Le premier moment du réveil, après un malheur et dans une situation embarrassée, est un moment bien cruel. L’esprit, à peine revenu à lui-même, court aux idées habituelles de la vie tranquille qui a précédé ; mais la pensée du nouvel état de choses vient tout aussitôt s’y présenter brusquement, et cette rapide comparaison rend le déplaisir plus vif encore. Don Abbondio, après qu’il eut subi ce moment dans toute son amertume, ne tarda point cependant à récapituler ses desseins de la nuit, s’y confirma, leur donna un meilleur ordre, se leva et se mit à attendre Renzo dans un état de crainte et d’impatience tout ensemble.

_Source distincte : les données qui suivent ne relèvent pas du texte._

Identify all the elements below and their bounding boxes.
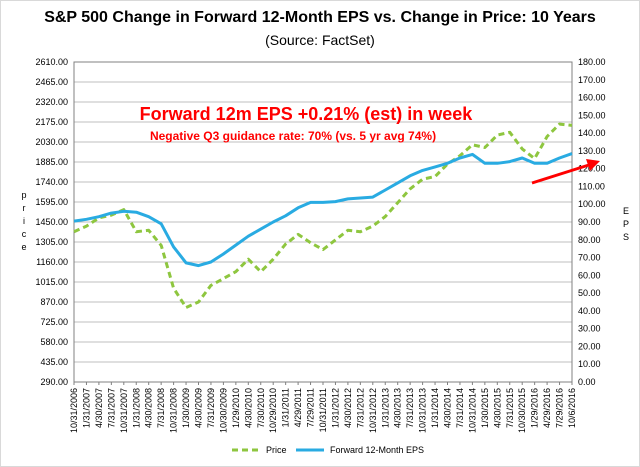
legend-label-price: Price	[266, 445, 287, 455]
annotation-subline: Negative Q3 guidance rate: 70% (vs. 5 yr…	[150, 129, 436, 143]
y-right-tick-label: 70.00	[578, 253, 601, 263]
y-left-tick-label: 1450.00	[35, 217, 68, 227]
y-right-tick-label: 160.00	[578, 93, 606, 103]
y-left-tick-label: 290.00	[40, 377, 68, 387]
x-tick-label: 7/30/2010	[256, 388, 266, 428]
x-tick-label: 10/31/2012	[368, 388, 378, 433]
x-tick-label: 10/31/2014	[467, 388, 477, 433]
y-right-tick-label: 180.00	[578, 57, 606, 67]
y-left-tick-label: 870.00	[40, 297, 68, 307]
chart-subtitle: (Source: FactSet)	[265, 32, 375, 48]
x-tick-label: 10/31/2013	[418, 388, 428, 433]
x-tick-label: 7/29/2016	[555, 388, 565, 428]
x-tick-label: 4/30/2010	[243, 388, 253, 428]
x-tick-label: 10/30/2015	[517, 388, 527, 433]
y-right-tick-label: 110.00	[578, 181, 605, 191]
y-left-axis-label-letter: e	[21, 242, 26, 252]
x-tick-label: 7/31/2009	[206, 388, 216, 428]
x-tick-label: 10/6/2016	[567, 388, 577, 428]
trend-arrow-head	[586, 159, 600, 171]
y-left-tick-label: 435.00	[40, 357, 68, 367]
y-right-tick-label: 20.00	[578, 341, 601, 351]
y-left-axis-label-letter: p	[21, 190, 26, 200]
x-tick-label: 4/30/2012	[343, 388, 353, 428]
price-series-line	[73, 122, 573, 309]
y-left-tick-label: 1015.00	[35, 277, 68, 287]
y-right-axis-label-letter: S	[623, 232, 629, 242]
y-right-tick-label: 50.00	[578, 288, 601, 298]
x-tick-label: 1/29/2010	[231, 388, 241, 428]
x-tick-label: 1/30/2009	[181, 388, 191, 428]
x-tick-label: 4/30/2009	[194, 388, 204, 428]
x-tick-label: 4/30/2015	[492, 388, 502, 428]
y-left-tick-label: 1305.00	[35, 237, 68, 247]
x-tick-label: 10/30/2009	[218, 388, 228, 433]
x-tick-label: 1/31/2008	[131, 388, 141, 428]
y-right-axis-label-letter: E	[623, 206, 629, 216]
x-tick-label: 7/29/2011	[306, 388, 316, 427]
x-tick-label: 1/30/2015	[480, 388, 490, 428]
y-left-axis-label-letter: c	[22, 229, 27, 239]
trend-arrow-shaft	[531, 162, 593, 185]
x-tick-label: 7/31/2013	[405, 388, 415, 428]
y-right-tick-label: 150.00	[578, 110, 606, 120]
x-tick-label: 10/31/2007	[119, 388, 129, 433]
x-tick-label: 4/30/2014	[443, 388, 453, 428]
annotation-headline: Forward 12m EPS +0.21% (est) in week	[140, 104, 474, 124]
x-tick-label: 7/31/2015	[505, 388, 515, 428]
y-right-tick-label: 60.00	[578, 270, 601, 280]
y-left-tick-label: 1885.00	[35, 157, 68, 167]
x-tick-label: 4/29/2016	[542, 388, 552, 428]
y-right-tick-label: 0.00	[578, 377, 596, 387]
y-right-tick-label: 100.00	[578, 199, 606, 209]
x-tick-label: 7/31/2012	[355, 388, 365, 428]
x-tick-label: 7/31/2008	[156, 388, 166, 428]
y-right-axis-label-letter: P	[623, 219, 629, 229]
y-right-tick-label: 170.00	[578, 75, 606, 85]
legend-label-eps: Forward 12-Month EPS	[330, 445, 424, 455]
x-tick-label: 1/31/2011	[281, 388, 291, 427]
x-tick-label: 4/30/2013	[393, 388, 403, 428]
x-tick-label: 4/30/2008	[144, 388, 154, 428]
x-tick-label: 7/31/2007	[106, 388, 116, 428]
y-left-tick-label: 2030.00	[35, 137, 68, 147]
x-tick-label: 1/31/2014	[430, 388, 440, 428]
y-right-tick-label: 10.00	[578, 359, 601, 369]
x-tick-label: 1/31/2012	[330, 388, 340, 428]
y-left-axis-label-letter: r	[23, 203, 26, 213]
eps-series-line	[73, 152, 573, 268]
y-left-tick-label: 2320.00	[35, 97, 68, 107]
chart-title: S&P 500 Change in Forward 12-Month EPS v…	[44, 9, 596, 26]
x-tick-label: 10/31/2008	[169, 388, 179, 433]
y-right-tick-label: 80.00	[578, 235, 601, 245]
x-tick-label: 1/31/2007	[81, 388, 91, 428]
x-tick-label: 10/29/2010	[268, 388, 278, 433]
x-tick-label: 7/31/2014	[455, 388, 465, 428]
y-right-tick-label: 130.00	[578, 146, 606, 156]
y-left-tick-label: 1160.00	[36, 257, 68, 267]
y-left-tick-label: 2175.00	[35, 117, 68, 127]
x-tick-label: 10/31/2006	[69, 388, 79, 433]
y-left-tick-label: 2465.00	[35, 77, 68, 87]
y-right-tick-label: 90.00	[578, 217, 601, 227]
y-right-tick-label: 140.00	[578, 128, 606, 138]
x-tick-label: 10/31/2011	[318, 388, 328, 432]
y-left-tick-label: 1595.00	[35, 197, 68, 207]
y-left-tick-label: 580.00	[40, 337, 68, 347]
x-tick-label: 1/29/2016	[530, 388, 540, 428]
y-left-axis-label-letter: i	[23, 216, 25, 226]
y-left-tick-label: 2610.00	[35, 57, 68, 67]
y-left-tick-label: 725.00	[40, 317, 68, 327]
x-tick-label: 1/31/2013	[380, 388, 390, 428]
x-tick-label: 4/29/2011	[293, 388, 303, 427]
y-left-tick-label: 1740.00	[35, 177, 68, 187]
y-right-tick-label: 30.00	[578, 324, 601, 334]
x-tick-label: 4/30/2007	[94, 388, 104, 428]
y-right-tick-label: 40.00	[578, 306, 601, 316]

Lorenzo, ou, comme on l’appelait communément, Renzo, ne se fit pas attendre longtemps. Il ne vit pas plutôt arriver l’heure où il avait jugé pouvoir sans indiscrétion se présenter chez le curé, qu’il s’y rendit avec la joyeuse fougue d’un homme de vingt ans qui doit en ce jour épouser celle qu’il aime. Privé de ses parents depuis son adolescence, il exerçait le métier de fileur de soie, métier pour ainsi dire héréditaire dans sa famille, très-lucratif dans les années antérieures, et qui, au temps dont nous parlons, était déjà en décadence, mais non pas au point de ne pouvoir fournir à un bon ouvrier de quoi vivre honnêtement. L’ouvrage allait diminuant de jour en jour ; mais l’émigration continuelle des hommes de cette profession, attirés dans les États voisins par des promesses, des privilèges et de forts salaires, faisait que ceux qui restaient dans le pays trouvaient encore à s’occuper. De plus, Renzo possédait un petit champ qu’il faisait cultiver, ou cultivait lui-même quand la filature n’allait pas ; de sorte que, dans sa condition, il pouvait se dire à son aise. Et quoique cette année eût été encore plus pauvre en récoltes que les années précédentes, et qu’une véritable disette commençât à se faire sentir, notre jeune homme qui, depuis qu’il avait jeté les yeux sur Lucia, était devenu bon ménager, se trouvait suffisamment pourvu du nécessaire, et n’avait pas à lutter contre la faim. Il parut devant don Abbondio, bien endimanché, avec des plumes de diverses couleurs à son chapeau, son poignard au beau manche dans la poche de son haut-de-chausses, ayant une mine de fête et en même temps un certain air de hardiesse qui était alors commun, même chez les hommes les plus paisibles. L’accueil incertain et mystérieux de don Abbondio fit un contraste singulier avec les manières gaies et résolues du jeune homme.

« Il faut qu’il ait quelque chose par la tête, » pensa Renzo, et puis il dit : « Je suis venu, monsieur le curé, pour savoir à quelle heure il vous convient que nous nous trouvions à l’église.